Whatever the lure, I was hooked. I think I have about two dozen Hawaiian shirts these days, picked up in a thrift shop here, a used clothing store there. They allow me to fantasize that I, too, could be a Hawaiian surf bum, even though the one time I tried to surf, in California, I came dangerously close to beheading myself with my board.

Wardrobe seemed like the safer option, so I took the deep dive into the island fantasy world of Aloha shirts, which have been around since the 1930s. Friends gave me books about Hawaiian shirts. I remember going to a restaurant in Santa Monica, right near the beach, to look at its Hawaiian shirt collection, which was framed throughout the eatery.

Shirts. In frames. I felt as if I were a piece of walking art.

Maybe that's why I am greeted occasionally with disapproving looks when I arrive at a board of directors meeting or a luncheon engagement wearing my summer threads. Let's just say I'm easy to identify, visually speaking.

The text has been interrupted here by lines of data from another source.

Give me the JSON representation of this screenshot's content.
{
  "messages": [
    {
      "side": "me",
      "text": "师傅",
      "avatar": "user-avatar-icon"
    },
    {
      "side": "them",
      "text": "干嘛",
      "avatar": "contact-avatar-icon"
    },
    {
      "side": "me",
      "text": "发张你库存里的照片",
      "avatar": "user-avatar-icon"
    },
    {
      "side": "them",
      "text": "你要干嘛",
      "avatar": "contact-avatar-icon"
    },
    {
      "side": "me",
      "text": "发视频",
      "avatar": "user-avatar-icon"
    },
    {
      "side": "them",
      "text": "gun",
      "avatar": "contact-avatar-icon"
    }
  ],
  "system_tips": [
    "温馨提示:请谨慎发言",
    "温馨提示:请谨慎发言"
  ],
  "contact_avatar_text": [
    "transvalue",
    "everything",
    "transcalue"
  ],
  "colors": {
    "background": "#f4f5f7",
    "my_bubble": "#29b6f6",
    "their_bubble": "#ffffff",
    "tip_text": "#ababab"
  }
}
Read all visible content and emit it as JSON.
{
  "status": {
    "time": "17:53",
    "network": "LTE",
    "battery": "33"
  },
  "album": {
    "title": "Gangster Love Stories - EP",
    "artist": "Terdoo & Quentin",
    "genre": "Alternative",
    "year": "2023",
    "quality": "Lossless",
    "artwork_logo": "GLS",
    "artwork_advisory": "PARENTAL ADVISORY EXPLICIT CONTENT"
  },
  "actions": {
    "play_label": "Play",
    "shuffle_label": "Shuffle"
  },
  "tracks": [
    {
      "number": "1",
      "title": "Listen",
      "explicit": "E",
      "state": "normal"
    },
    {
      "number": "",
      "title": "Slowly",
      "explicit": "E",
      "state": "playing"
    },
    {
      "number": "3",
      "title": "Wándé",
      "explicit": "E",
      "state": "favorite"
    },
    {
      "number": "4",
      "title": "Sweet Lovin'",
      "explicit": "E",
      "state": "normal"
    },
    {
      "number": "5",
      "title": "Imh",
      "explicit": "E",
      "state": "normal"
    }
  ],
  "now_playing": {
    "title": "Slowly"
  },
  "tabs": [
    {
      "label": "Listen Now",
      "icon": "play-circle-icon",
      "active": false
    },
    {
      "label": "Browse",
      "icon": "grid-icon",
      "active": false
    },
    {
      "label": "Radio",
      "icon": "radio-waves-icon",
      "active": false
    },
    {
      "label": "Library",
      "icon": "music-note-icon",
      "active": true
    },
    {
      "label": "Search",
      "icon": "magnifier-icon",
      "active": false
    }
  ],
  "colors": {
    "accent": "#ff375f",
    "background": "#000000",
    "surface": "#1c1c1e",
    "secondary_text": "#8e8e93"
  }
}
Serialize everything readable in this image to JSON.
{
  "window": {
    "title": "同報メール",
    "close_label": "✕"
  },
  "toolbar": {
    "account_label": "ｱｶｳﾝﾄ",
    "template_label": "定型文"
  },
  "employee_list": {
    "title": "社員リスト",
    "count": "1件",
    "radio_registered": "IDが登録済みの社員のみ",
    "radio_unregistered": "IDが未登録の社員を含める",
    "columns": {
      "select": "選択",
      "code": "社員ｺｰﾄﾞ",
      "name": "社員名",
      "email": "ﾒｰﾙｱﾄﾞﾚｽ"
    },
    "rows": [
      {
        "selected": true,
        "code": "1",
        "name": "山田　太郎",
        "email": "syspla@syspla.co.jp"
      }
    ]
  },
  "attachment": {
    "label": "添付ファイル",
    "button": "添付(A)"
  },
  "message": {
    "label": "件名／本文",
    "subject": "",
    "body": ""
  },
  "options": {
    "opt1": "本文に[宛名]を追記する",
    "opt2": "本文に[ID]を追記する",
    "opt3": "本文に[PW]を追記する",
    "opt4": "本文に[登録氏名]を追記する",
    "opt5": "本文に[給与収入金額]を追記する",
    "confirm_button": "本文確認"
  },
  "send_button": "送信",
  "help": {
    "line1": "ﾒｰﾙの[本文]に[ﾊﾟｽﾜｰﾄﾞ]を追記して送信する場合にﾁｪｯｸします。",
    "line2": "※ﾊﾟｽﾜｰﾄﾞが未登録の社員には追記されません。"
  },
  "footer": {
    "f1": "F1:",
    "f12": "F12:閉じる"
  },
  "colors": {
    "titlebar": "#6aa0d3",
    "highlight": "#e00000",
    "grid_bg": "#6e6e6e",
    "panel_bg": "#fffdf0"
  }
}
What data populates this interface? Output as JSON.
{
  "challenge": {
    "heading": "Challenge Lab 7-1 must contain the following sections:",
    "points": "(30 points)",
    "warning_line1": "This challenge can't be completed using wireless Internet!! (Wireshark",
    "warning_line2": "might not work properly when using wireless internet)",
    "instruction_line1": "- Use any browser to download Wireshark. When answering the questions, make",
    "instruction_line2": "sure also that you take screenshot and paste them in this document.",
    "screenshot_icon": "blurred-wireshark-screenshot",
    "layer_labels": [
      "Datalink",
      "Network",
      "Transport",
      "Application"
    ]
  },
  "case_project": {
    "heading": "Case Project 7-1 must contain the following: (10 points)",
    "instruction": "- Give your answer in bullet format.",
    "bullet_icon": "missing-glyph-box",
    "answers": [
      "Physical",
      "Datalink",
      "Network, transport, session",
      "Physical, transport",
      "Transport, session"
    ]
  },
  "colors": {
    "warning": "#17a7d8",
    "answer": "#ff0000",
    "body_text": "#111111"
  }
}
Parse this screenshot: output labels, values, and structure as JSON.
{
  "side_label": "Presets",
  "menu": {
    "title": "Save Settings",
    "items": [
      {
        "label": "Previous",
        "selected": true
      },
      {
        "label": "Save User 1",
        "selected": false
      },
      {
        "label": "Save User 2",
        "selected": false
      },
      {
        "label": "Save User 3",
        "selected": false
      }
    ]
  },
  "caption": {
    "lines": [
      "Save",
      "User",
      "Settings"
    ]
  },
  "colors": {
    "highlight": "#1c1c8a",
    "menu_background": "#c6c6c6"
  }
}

Mostly my shirts seem to make people smile, and bring a little island cheer into their day. I'm very content with what comes out of my little section of Waikiki Beach, located in my North Carolina closet, minus the sand, the surf and the sun.

Lots of other people are dressing more casually, too, although not everyone's style is quite so Technicolor. The news was filled recently with stories of necktie manufacturers ready to hang themselves because of dropping sales -- even the business of business suits is taking a tumble. Things got so bad that the Winston-Salem city manager, Lee Garrity, had to issue a memo identifying just how casual is too casual.

I've never quite understood the American emphasis on business attire as instrumental to the success of business itself. It seems to me that if you do a good job at what you're being paid to do, and you're reasonably clean and well-groomed, it shouldn't really matter what you wear to work.

There's something called the fashion industry that has already won that argument, so I'll just continue my silent protest against The Man in the Gray Flannel Suit via the convenient and comfortable symbol of the Hawaiian shirt.

Just today I made a pass through the Goodwill store on Waughtown Street and happened upon a delightful polyester number. It is a magnificent fluorescent orange, with bright purple palm trees, and my guess is that it dates from the early 1970s.

I love it. No car will ever hit me at night when I'm wearing this shirt.

Unless I'm in Hawaii at sunset.

■ Dale Pollock, a former dean at the School of Filmmaking at the N.C. School of the Arts, now teaches film there.